Senti un pezzo di cuore andare via mentre mi
allontanavo dalla figura slanciata e triste che mi guardava, mi sarebbe mancato
tutto di lui, ma ero grande e vaccinata e ce la potevo fare.
Quel viaggio fu orribile, il regista svedese con cui
stavo lavorando per la creazione di una colonna sonora era geniale ma tutto fuorché
socievole e cordiale, ed essendo ormai metà finlandese avevo adottato anche io
la diffidenza verso gli svedesi e mi guardavo intorno come se fossi in una
gabbia di leoni. Per aggiungere sale sulle mie ferite, uno strane virus
intestinale sembrava avermi colpito e passavo metà del mio tempo al bagno.
Diventando sempre più bianca e sentendomi sempre più fiacca. Al telefono con
Ville cercavo di mascherarlo, ma la solita empatia che ci legava non fallì come
avevo sperato, anche a miglia di distanza si accorse che qualcosa non andava e
fui costretta a raccontargli ogni cosa. Ci vollero due ore e una caparbietà che
non sapevo di avere per convincerlo a non venire a riprendermi a Stoccolma col
primo aereo, o a piedi.
Dopo 6 lunghissimi giorni, cadaverica, stanca, e
stressata mi trascinai all’aeroporto e telefonai a mia sorella per passare il
tempo in attesa della chiamata del mio volo, le raccontai dei miei sintomi
chiedendole se avesse avuto mai qualcosa del genere, lei, decisamente più furba
e sveglia di me, ci mise mezzo secondo a farmi la diagnosi. Non potevo
crederci, ero allibita, così controllai e ricontrollai, e mia sorella aveva
ragione. Dirlo a Ville sarebbe stata una scena da non dimenticare.
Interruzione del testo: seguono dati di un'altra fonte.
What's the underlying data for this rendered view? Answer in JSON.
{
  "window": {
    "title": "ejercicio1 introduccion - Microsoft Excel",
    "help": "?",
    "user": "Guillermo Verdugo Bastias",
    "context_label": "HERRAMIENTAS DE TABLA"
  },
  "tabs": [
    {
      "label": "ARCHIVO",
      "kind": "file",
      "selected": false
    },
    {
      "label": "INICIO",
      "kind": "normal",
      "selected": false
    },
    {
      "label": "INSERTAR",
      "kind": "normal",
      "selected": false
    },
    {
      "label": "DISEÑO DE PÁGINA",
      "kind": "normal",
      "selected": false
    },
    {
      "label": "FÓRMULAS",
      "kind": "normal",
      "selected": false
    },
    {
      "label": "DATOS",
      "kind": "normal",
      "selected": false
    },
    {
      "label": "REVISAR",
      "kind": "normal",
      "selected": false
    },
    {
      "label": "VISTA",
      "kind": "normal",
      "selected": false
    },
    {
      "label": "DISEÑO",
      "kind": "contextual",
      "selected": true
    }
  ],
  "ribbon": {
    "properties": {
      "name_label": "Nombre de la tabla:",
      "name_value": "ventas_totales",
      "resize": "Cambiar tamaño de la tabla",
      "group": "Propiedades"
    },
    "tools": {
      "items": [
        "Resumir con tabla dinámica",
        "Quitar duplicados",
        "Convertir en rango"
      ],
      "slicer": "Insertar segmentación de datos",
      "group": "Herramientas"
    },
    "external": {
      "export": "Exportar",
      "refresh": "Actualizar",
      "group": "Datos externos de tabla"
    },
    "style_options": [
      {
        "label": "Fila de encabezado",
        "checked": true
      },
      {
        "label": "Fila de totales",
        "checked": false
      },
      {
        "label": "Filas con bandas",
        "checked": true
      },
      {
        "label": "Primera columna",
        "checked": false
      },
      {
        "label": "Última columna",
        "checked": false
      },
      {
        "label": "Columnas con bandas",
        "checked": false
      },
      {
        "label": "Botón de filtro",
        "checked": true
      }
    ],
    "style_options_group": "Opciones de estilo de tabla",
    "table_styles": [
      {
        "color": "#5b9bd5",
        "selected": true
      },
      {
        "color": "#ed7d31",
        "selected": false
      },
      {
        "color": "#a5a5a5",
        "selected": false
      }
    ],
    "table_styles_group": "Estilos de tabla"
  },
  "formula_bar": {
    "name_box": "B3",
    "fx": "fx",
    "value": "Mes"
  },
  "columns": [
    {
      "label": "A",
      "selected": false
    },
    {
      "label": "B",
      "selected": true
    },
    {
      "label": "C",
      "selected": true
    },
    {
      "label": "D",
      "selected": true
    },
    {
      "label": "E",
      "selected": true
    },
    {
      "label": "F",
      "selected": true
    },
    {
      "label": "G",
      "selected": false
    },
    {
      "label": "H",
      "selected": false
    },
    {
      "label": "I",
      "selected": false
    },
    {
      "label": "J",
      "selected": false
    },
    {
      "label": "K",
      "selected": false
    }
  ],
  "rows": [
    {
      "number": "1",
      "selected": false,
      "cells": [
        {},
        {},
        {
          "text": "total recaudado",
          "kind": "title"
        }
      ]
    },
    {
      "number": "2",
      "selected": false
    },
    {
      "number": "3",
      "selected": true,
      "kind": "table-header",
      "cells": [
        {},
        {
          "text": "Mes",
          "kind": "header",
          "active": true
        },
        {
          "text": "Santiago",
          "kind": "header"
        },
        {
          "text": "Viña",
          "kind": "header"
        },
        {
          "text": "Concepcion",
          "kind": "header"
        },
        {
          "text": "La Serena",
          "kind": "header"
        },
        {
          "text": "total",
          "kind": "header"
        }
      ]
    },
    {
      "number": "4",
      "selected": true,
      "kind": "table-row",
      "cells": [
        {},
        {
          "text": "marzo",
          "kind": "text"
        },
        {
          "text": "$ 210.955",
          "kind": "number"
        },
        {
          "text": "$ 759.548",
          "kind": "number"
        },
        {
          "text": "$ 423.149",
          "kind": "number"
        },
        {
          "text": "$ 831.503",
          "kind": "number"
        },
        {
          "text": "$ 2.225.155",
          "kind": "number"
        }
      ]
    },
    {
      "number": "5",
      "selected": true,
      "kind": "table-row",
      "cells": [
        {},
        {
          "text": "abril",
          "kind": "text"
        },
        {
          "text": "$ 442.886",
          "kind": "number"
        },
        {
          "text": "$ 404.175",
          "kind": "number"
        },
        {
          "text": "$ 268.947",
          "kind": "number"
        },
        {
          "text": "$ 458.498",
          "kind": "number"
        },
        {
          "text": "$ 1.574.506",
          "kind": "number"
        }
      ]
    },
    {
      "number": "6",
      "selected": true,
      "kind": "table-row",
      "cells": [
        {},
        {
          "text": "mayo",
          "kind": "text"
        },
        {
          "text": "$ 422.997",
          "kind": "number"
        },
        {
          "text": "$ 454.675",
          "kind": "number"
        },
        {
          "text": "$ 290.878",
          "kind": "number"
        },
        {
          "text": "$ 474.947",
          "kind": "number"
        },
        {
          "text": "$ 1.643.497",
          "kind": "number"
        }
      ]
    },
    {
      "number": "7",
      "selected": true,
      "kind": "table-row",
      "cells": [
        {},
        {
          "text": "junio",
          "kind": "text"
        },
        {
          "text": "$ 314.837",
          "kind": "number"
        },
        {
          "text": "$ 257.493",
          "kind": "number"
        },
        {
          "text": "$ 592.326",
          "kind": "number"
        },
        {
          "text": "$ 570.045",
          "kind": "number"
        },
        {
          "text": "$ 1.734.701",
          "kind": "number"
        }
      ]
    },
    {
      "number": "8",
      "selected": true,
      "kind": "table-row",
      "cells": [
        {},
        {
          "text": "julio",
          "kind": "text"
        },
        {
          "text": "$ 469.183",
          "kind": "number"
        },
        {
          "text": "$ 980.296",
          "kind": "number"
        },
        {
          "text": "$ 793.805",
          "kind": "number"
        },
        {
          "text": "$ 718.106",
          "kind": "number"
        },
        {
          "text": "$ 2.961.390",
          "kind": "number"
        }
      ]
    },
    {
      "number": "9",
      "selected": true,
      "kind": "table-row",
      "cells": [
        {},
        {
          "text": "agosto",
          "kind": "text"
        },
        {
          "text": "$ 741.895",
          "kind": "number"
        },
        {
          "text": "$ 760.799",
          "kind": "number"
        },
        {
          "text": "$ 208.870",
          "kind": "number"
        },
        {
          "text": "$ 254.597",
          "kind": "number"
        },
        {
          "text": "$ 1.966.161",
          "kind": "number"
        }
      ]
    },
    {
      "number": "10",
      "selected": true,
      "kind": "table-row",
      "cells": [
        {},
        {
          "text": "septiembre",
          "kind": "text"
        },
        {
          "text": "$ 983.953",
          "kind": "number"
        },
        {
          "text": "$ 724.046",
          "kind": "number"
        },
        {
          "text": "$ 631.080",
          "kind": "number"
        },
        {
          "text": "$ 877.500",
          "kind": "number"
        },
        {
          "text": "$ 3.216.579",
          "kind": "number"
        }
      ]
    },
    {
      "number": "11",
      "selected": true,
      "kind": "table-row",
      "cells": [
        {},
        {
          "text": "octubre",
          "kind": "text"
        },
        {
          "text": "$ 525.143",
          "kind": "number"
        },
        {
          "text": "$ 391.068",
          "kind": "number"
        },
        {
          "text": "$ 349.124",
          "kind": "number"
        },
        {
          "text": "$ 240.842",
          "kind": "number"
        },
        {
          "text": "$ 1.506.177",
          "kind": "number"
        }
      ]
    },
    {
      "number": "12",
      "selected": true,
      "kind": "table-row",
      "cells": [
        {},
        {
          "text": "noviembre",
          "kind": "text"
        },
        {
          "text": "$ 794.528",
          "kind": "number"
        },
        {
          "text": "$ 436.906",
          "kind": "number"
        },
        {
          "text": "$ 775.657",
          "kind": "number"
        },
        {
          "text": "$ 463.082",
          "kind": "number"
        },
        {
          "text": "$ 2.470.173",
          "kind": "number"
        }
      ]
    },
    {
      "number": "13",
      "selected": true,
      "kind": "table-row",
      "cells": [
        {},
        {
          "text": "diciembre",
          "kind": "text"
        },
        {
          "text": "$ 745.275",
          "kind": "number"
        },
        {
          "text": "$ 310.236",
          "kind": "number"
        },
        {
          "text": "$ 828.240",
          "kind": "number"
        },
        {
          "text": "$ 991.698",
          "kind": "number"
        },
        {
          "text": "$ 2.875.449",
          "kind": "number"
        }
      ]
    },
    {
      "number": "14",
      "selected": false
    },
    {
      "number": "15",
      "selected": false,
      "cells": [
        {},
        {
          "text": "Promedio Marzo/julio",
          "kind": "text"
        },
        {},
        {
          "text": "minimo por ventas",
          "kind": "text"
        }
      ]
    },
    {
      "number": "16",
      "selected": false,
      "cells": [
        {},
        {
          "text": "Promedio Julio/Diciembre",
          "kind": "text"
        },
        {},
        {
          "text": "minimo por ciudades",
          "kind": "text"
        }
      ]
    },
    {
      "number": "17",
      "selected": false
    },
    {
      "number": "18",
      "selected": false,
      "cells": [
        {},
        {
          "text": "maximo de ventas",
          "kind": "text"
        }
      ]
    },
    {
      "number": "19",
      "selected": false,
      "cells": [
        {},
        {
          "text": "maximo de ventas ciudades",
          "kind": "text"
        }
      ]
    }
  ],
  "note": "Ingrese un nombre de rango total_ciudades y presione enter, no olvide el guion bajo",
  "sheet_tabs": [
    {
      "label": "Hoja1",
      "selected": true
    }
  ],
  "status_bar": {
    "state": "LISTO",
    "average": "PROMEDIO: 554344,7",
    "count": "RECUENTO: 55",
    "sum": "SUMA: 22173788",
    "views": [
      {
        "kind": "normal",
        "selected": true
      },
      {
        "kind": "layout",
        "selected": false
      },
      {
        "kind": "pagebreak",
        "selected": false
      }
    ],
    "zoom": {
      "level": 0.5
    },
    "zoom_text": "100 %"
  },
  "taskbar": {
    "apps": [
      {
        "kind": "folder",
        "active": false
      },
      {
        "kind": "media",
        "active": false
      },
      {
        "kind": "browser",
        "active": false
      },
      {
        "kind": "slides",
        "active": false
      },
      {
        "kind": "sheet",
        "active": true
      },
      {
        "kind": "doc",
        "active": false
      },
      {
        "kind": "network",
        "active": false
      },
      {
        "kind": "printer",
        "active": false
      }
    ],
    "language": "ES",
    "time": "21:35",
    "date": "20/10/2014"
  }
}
In aereo ogni dolore che avevo sembrò scomparire, e
il breve viaggio di un ora passò ancora più velocemente. Lessi qualche
quotidiano finlandese, vidi la sua foto per un intervista che aveva fatto
mentre ero via e mi si strinse il cuore, avevo il volto spento e stanco, odiavo
vederlo così. Fortunatamente in quell’istante annunciarono l’atterraggio, mi
strinsi la cintura, raccolsi le mie cose e attesi di poter di nuovo respirare
l’aria di casa mia.
Appena scesa dall’aereo corsi al reparto bagagli,
sperai nella consueta puntualità nella consegna, era quasi mezzanotte e solo il
nostro volo stava arrivando. Non potevo aspettare, volevo tornare a casa, tra
le sue braccia. Quando vidi la mia valigia spuntare per prima ringraziai il
cielo e la presi senza nemmeno controllare la targhetta, tirai fuori il
cellulare dalla borsa per chiamare un taxi, ma non feci in tempo a comporre il
numero che uscendo dal terminal degli arrivi, vidi una figura curva, seduta su
una di quelle scomodissime sedie di plastica, che guardava per terra, con il
capo coperto da un berretto viola. Se non era lui, io mi chiamavo Gioconda.
Accelerai il passo, seguii la sua testa alzarsi e i
suoi occhi incontrare i miei, i suoi magnifici occhi verdi che erano tanto
magnetici quanto tristi in quel momento. In un attimo fui stretta contro di
lui, assaporando l’odore di nicotina che lo permaneva costantemente e il suo
profumo naturale, un profumo trascendentale, che mi ricordava l’edera e
l’incenso.
“Bianca, ti prego, non lasciarmi più da solo così a
lungo” furono le prime parole che mi disse.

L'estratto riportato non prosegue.